Whose Internet

The issue of Internet Governance is really much more complicated than it appears. There’re so many way to look at it and depending on where you stand, you can have completely different takes on it. Firstly it’s definitely a technological issue, but it is also a socioeconomical and even a political one. No matter what your position is, as citizens of the Internet, Internet Governance does influence us on a daily basis. From John Perry Barlow’s A Declaration of the Independence of Cyberspace in 1996 to stop SOPA & PIPA movement last year, as we rally for internet freedom, we sometimes forget that the Internet is never invented for public discourse. The Internet we know today was emerged from ARPANET, a project funded by U.S. Department of Defense during the cold war, in defense of nuclear threats. Although it has involved along the way into this space where we connect and share thoughts with each other, some very crucial questions are still yet to be solved- should the Internet be governed? If so, who controls the Internet?

It’s easy (and also tempting) to say the internet should be a free space, but it’s not really that reasonable or realistic.

In his book Ruling the Root : Internet Governance and the Taming of Cyberspace, Milton Mueller boils down the issue of Internet Governance to the ruling of “the root”, which is the technical architecture of the Internet – its domain name system and a set of protocol as known as TCP/IP. It’s quite interesting and a little ironic that the core of the Internet is so centralized while network is rather decentralized. Because of this centralized-decentralized design of the Internet, the party that controls the domain name system becomes a very powerful role. This has became a very tricky issue and often put organizations like ICANN (the Internet Corporation for the Assignment of Names and Numbers) in the center of the debate, because it worries people that a company  registered in the U.S. would inevitably be exposed to pressure coming from the U.S. government.

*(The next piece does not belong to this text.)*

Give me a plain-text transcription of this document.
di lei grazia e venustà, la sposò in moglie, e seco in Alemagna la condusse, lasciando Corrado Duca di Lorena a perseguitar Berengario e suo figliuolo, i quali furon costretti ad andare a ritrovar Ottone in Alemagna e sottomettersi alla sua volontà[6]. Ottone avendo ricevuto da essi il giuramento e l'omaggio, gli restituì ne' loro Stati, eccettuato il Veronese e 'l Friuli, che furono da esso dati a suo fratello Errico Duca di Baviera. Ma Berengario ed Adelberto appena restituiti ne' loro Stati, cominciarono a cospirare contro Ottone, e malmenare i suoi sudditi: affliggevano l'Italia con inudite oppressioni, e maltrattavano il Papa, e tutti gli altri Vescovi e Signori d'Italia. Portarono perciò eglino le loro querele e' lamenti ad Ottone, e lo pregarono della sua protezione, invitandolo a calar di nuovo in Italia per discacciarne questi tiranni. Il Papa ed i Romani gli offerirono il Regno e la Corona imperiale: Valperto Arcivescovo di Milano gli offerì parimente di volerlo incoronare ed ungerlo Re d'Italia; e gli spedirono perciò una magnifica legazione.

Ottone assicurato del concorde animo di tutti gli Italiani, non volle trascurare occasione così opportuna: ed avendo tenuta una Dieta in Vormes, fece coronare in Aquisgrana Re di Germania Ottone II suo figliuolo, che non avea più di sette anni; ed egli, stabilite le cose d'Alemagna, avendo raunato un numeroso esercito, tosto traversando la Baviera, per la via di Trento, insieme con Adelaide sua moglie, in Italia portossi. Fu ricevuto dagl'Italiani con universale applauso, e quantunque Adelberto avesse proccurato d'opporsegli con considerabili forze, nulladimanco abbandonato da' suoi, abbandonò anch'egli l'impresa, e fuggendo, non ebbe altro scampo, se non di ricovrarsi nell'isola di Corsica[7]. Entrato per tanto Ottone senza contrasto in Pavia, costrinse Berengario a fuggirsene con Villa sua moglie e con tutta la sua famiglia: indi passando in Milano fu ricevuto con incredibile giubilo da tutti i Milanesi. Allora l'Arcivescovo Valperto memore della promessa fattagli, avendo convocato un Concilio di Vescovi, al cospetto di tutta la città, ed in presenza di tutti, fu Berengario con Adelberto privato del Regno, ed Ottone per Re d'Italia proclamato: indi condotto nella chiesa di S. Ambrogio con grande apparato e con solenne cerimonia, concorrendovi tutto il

As Cerf, Ryan and Senges mentions in their piece, because the Internet is a shared space, governing should also be a shared responsibility and take into account of all the stakes from all the parties involved. That’s why it is especially important to have organizations like the Internet Governance Forum, to bring together multi-stake holders to tackle, or at least start a dialogue on many of the issues we both face,and at least try to keep our Internet a safe and free space.